I wrote couple of weeks ago on dangers of bad cache design. Today I’ve been troubleshooting the production down case which had fair amount of issues related to how cache was used.
The deal was as following. The update to the codebase was performed and it caused performance issues, so it was rolled back but yet the problem remained. This is a very common case when you would see customer telling you everything is the same as it was yesterday… but it does not work today.
When I hear these words I like to tell people computers are state
machines and they work in predictable way. If it does not work same
today as it worked yesterday something was changed… it is just you may
not recognize WHAT was changed. It may be something subtle as change in
query plan or increase in search engine bot activity. It may be RAID
writeback cache disabled due to battery learning but there must be
something. This is actually where Trending often comes handy – graphs
would often expose which metrics became different, they just need to be
So back to this case… MySQL was getting overloaded with thousands of same queries… which corresponded to cache miss storm but why it was not problem before ? The answer lies in caching as well. When software is deployed the memcache is cleared to avoid potential issues with different cache content, so system have to start with cold cache which overloads the system and it never recovers. When you have expiration based cache you increase the chance of conditions when system will not gradually recover by populating cache – if because of cache misses performance is so bad the speed of populating cache with new items is lower than speed with which items expire due to timeout you may never get a system warmed up.
But wait again… was this the first change ? Was not the code ever updated before ? Of course it was. As often with serious failures there is more than one reason which pushes system over top. During normal deployment the code change is done at night when when the traffic is low, so even if system has higher load and worse response time for several minutes after code is updated, the traffic is not high enough to push it to conditions it is unable to recover. This time code update was not successful and by the time rollback was completed the traffic was already high enough to cause the problems.
So the immediate solution to bring the system up was surprisingly simple. We just had to get traffic on the system in stages allowing Memcache to be warmed up. There were no code which would allow to do it on application side so we did it on MySQL side instead. “SET GLOBAL max_connections=20” to limit number of connections to MySQL and so let application to err when it tries to put too much load on MySQL as MySQL load stabilizes increasing number of connections higher until you finally can serve all traffic without problems.
So what we can learn from this, besides cache design related issues I mentioned in the previous post.
Include Rollback in Maintainance Window Ensure you
plan the maintainance window long enough so you can do rollback inside
this window and do not hesitate to do this rollback if you’re running out of time. Know how long rollback takes and have it
well prepared. Way to often I see people trying to make things work
until time allocated for the operation is up and when
rollback have to be done outside of the time window allowed.
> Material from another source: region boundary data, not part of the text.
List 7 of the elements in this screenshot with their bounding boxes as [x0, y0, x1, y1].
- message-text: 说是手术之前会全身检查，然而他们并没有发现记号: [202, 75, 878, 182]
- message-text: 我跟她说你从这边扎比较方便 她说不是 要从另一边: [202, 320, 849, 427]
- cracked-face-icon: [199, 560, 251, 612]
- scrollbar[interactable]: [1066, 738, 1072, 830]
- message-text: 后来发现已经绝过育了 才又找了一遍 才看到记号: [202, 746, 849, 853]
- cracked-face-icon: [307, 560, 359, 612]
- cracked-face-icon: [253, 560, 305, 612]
Know your Cold Cache Performance and Behavior Know how your application behaves with cold cache. Does it recovers or does it just dies with the high traffic ? How high is the response time penalty and how long it takes to reach normal performance ?
Have a way to increase traffic gradually There are many reasons beyond caching when you may want to slowly ramp up the traffic on the system. Make sure you have some means to do that. I’d recommend doing it on user session so some users are in and can use the system completely while others have to wait for their turn to get in. It is a lot better than having it done on page basics when you randomly have some pages giving error messages. In some cases you can also do ramp up feature by feature.
Consider Pre-Priming Caches In some cases when cold performance gives too bad response time you may want to prime the caches by running/replaying some production workload on the system before it is put online. In this case all ramp up and suffering from bad response time can be done by script… which does not care.